The company has told investors that investment and technology will be concentrated on its core brands. It, presumably, means that up to half of the portfolio may eventually be closed, sold or merged. How else can you hope to motivate employees and customers now confined to the publisher’s darkened corridors?

The solution may be obvious and the admission (finally) that Dotdash expected too much from the sprawling Meredith portfolio. It’s at least partly a result of acquiring a traditional publisher which, like many others, believed in building fleets of magazines in the (usually mistaken) belief that lots of small boats would help to keep the opponents away from their cash-generative battleships. You get the picture.

Narrowing the portfolio to not much more than the “80%” major brands is clearly the best strategy for growth and payback.

That’s when it comes back to the doppelganger on the other side of the Atlantic. Future’s Jon Steinberg has invited (wittingly or unwittingly) would-be buyers for brands excluded from his own list of “hero” brands. He’s also turning down the lights on unwanted print magazines within his 100+ print portfolio. The ads-smart CEO may also be working hard to produce ads targeting tools, presumably involving the data available from his GoCompare price comparison site. (Like People magazine, it’s another highly-profitable, big-impact brand that doesn’t really fit the digital strategy but…)

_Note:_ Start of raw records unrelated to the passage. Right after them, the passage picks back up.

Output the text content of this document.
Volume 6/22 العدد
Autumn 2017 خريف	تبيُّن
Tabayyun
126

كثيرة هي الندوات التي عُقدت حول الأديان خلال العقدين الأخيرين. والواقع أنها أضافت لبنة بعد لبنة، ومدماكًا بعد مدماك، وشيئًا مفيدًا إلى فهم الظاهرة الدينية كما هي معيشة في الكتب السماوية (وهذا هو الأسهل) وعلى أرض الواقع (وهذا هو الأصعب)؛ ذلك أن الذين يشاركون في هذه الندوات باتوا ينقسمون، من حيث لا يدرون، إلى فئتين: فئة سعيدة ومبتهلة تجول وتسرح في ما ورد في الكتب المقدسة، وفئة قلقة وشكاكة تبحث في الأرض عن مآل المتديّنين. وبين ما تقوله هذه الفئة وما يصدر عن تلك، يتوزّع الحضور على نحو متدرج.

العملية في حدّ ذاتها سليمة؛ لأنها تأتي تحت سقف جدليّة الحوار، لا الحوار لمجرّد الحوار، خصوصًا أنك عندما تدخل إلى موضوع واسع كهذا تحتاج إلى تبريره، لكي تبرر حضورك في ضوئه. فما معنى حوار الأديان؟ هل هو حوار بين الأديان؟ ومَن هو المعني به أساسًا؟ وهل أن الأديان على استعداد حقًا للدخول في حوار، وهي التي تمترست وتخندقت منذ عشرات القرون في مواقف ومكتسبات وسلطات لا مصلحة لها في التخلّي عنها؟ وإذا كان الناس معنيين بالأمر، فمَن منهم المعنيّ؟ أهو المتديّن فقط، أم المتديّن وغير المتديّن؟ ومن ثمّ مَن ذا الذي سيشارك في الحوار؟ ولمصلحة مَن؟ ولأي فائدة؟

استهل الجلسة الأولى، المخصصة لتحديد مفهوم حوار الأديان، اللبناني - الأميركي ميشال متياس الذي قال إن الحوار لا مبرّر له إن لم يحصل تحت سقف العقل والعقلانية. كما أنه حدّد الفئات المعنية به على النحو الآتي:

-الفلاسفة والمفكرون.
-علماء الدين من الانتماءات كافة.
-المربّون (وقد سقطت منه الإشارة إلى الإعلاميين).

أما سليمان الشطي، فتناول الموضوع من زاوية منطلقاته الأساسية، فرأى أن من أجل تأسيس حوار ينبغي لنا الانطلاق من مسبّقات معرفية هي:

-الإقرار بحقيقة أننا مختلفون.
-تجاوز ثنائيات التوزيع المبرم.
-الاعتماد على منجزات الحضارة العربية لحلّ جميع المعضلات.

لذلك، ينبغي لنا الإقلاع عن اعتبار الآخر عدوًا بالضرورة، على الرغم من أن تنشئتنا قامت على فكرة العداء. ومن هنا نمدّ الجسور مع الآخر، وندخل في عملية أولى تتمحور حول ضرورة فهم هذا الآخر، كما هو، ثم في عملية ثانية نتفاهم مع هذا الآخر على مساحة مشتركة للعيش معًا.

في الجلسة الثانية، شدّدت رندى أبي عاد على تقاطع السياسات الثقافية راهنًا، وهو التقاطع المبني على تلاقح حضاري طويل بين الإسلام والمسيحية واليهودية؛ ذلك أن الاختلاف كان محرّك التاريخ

This seems likely to be the year both for Dotdash Meredith (solely in the US) and Future (in the UK and US) to concentrate on the alchemist’s dream of tech-enabled portfolios, gilded with the best brands from the heyday of magazines – and as little print as it needs to keep. That’s when the real transatlantic race will begin. Or, maybe, the prospects really are brightening for the ultimate transatlantic digital magazine merger. Now, there’s a target for 2025.